К тому же, не было ни интернета, ни компьютеров, информация не распространялась. В Хуайчжоу его знали все, он был образцом для подражания, но здесь его никто не признавал! За одну работу можно было выручить лишь несколько монет на лепёшки-момо. За спиной у господина оба слуги не раз жаловались, что тот слишком высокого мнения о себе.
— Но денег на дорогу домой действительно нет! — не унимались слуги. — Картины почти все проданы, а последние две забрал У Юй, сказал, что покажет кому-то на оценку.

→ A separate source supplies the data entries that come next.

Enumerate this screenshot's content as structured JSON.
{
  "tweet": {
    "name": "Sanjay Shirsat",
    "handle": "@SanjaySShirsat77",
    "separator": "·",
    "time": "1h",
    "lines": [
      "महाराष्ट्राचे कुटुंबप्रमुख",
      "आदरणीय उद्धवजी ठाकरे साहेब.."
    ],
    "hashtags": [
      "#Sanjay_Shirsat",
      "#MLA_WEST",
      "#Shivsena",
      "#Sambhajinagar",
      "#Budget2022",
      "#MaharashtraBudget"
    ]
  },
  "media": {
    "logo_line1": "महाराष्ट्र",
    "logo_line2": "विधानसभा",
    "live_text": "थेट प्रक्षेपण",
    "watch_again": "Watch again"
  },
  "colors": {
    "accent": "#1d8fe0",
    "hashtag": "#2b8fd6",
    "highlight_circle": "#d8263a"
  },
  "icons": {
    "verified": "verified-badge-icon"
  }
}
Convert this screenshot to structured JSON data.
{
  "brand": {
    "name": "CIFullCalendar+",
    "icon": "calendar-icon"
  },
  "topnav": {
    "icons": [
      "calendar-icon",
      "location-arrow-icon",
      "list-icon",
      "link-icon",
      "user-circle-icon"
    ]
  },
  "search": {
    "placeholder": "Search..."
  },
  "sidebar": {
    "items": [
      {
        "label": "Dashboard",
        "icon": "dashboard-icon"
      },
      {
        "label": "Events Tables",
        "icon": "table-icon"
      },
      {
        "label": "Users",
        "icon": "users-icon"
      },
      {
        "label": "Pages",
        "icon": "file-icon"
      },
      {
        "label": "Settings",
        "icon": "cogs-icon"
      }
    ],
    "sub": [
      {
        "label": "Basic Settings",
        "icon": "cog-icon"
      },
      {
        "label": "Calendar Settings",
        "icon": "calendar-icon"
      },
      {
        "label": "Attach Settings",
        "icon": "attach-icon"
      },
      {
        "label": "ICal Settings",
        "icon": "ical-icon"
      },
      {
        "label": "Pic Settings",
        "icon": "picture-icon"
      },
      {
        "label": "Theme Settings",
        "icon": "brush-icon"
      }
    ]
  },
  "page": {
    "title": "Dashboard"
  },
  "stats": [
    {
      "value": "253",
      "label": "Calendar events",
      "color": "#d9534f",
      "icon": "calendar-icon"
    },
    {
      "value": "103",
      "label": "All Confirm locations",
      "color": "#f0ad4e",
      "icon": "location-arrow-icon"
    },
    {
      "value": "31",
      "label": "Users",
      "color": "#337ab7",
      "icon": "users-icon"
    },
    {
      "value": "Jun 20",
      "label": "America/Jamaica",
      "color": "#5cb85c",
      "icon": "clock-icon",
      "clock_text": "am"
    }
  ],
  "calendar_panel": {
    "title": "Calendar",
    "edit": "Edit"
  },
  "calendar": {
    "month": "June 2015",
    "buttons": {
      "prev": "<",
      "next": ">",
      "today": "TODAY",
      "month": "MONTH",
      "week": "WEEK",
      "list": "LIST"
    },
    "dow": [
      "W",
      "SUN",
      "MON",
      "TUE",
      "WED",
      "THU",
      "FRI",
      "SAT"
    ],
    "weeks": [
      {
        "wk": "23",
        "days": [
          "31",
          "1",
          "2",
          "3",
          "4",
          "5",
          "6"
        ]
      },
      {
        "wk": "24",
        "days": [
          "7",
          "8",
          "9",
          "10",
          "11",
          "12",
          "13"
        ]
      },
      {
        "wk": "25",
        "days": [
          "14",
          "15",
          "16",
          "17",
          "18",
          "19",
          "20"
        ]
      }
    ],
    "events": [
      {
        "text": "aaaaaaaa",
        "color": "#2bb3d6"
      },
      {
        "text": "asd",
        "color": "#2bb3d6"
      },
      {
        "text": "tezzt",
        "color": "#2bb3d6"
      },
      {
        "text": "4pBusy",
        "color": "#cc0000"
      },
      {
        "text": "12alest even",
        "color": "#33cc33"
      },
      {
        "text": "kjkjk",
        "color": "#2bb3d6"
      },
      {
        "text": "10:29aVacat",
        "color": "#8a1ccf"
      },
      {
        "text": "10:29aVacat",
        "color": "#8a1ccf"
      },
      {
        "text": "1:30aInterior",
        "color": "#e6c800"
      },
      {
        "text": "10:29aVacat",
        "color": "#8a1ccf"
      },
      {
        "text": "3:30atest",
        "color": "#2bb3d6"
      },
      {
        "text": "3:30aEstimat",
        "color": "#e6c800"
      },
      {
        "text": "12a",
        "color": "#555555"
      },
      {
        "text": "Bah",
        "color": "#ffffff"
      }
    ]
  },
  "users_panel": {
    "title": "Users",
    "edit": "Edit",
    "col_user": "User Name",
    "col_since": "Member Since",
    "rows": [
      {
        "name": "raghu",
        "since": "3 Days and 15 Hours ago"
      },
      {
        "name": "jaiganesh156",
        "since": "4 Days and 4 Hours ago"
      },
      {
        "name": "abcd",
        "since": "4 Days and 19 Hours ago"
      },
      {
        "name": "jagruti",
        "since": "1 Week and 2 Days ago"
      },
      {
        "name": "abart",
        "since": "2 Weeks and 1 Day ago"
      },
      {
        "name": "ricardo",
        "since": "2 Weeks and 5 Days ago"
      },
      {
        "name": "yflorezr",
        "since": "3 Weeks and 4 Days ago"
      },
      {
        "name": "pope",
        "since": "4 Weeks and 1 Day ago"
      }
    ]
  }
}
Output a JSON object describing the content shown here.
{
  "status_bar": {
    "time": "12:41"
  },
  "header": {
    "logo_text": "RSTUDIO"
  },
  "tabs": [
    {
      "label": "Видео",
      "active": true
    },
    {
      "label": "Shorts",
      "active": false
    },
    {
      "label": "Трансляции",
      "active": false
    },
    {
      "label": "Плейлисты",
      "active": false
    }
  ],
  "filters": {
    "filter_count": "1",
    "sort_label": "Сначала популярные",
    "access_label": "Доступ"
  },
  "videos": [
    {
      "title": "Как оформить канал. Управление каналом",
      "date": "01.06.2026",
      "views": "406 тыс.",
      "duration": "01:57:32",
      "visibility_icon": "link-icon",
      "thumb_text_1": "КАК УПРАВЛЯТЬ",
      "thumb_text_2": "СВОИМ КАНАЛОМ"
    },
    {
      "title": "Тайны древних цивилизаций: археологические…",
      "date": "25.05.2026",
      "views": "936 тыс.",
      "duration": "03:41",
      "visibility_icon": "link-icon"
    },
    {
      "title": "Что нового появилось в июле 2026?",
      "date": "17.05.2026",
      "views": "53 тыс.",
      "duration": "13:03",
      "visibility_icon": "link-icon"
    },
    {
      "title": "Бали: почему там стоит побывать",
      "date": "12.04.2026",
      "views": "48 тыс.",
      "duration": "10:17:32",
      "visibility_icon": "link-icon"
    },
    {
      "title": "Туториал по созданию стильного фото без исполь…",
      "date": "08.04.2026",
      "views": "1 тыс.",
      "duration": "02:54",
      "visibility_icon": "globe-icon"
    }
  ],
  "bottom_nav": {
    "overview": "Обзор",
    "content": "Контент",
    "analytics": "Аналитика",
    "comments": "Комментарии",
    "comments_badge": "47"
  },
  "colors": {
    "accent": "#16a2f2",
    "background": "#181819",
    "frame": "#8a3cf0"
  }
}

Все невзгоды, выпавшие на его долю после приезда в Чанъань, заставили Чу Лочэня, никогда прежде не знавшего трудностей, стать гораздо молчаливее и взрослее. Не покинув дома, не узнаешь, что за небесами есть другие небеса. Не покинув дома, не поймёшь, как сильно тебя баловали. Он считал себя могучим деревом, а оказался всего лишь маленьким зелёным луком, вырванным из земли. Кто знает его за пределами Хуайчжоу? Он всегда мечтал прославиться, но оказалось, что всё это время он прятался в тени своего отца.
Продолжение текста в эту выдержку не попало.